The article problematizes the craftsmen and entrepreneurs as a vehicle for the
same old conflict that the ideology of the authors is literally designed to
manufacture. As a writer, the writing in this article, criticism free from the
constraints of insight or art, says more about journalism than it does about
chefs.

------
data_now
AMA: 20+ years cooking in Michelin rated restaurants.

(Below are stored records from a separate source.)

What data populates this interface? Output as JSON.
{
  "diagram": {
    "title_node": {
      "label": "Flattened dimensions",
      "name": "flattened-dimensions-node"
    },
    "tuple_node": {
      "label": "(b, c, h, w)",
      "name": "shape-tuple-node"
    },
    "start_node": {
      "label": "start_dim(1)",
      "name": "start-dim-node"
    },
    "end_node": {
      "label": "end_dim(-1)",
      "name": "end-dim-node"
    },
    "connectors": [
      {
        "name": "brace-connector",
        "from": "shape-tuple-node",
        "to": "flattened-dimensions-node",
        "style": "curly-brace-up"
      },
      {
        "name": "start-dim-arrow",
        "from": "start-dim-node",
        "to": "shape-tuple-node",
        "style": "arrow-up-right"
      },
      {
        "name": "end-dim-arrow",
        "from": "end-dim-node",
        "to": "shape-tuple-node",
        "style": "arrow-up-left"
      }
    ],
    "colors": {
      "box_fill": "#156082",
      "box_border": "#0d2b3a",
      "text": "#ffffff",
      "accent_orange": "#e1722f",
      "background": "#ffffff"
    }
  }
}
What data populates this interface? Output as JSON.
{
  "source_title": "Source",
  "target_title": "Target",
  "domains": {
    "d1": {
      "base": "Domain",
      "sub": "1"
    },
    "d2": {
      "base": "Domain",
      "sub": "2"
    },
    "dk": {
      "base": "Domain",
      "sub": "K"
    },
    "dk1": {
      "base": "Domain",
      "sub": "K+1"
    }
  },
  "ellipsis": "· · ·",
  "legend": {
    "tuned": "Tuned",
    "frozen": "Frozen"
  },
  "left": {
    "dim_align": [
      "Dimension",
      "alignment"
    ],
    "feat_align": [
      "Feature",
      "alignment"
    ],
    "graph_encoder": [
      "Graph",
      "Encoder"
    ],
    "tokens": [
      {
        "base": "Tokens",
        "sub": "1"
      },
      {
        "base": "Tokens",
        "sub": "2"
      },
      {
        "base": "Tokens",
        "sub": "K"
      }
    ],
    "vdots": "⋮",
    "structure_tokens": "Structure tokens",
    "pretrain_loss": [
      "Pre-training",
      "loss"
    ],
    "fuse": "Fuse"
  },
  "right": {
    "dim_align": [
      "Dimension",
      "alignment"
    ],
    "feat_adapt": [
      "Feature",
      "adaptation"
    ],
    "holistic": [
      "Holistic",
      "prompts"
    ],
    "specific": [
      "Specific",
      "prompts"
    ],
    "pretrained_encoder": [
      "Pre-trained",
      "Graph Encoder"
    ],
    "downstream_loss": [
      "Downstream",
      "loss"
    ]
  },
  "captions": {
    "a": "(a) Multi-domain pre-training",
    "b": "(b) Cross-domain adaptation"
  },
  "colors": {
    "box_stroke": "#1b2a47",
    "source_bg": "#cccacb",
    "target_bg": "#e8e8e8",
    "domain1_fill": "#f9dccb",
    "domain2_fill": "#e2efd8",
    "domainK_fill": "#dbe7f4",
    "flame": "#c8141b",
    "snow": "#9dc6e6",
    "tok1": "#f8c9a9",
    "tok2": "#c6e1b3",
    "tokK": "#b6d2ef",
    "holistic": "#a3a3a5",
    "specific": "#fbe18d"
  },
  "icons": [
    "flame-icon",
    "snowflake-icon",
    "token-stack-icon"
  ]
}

I doubt I have any new insights to add to the public consciousness. But ask
away.

Abuse, long hours, and high stress are certainly not unique to the hospitality
industry by any stretch of the imagination. However, it is compounded by the
physicality and heat in which they work.

As a society, if we want to improve it is necessary that we hold public forums
that are open to new ideas that can be rapidly tested. One can dream...

The current model is not inclusive.

------
samgranieri
Charlie Trotter got angry he wasn't named the meanest man in Chicago one year
(Michael Jordan was #1).

He ran an outstanding restaurant (three Michelin stars), but was a tyrant in
the kitchen. Tons of cooks who worked in his kitchen vowed to open their own
restaurants, but run them with a less firm hand.

If he were alive today (he passed in 2013) I wonder if his chefs would
unionize.

------
cafard
Trust me, there are mean, lecherous chefs in pretty low-end restaurants.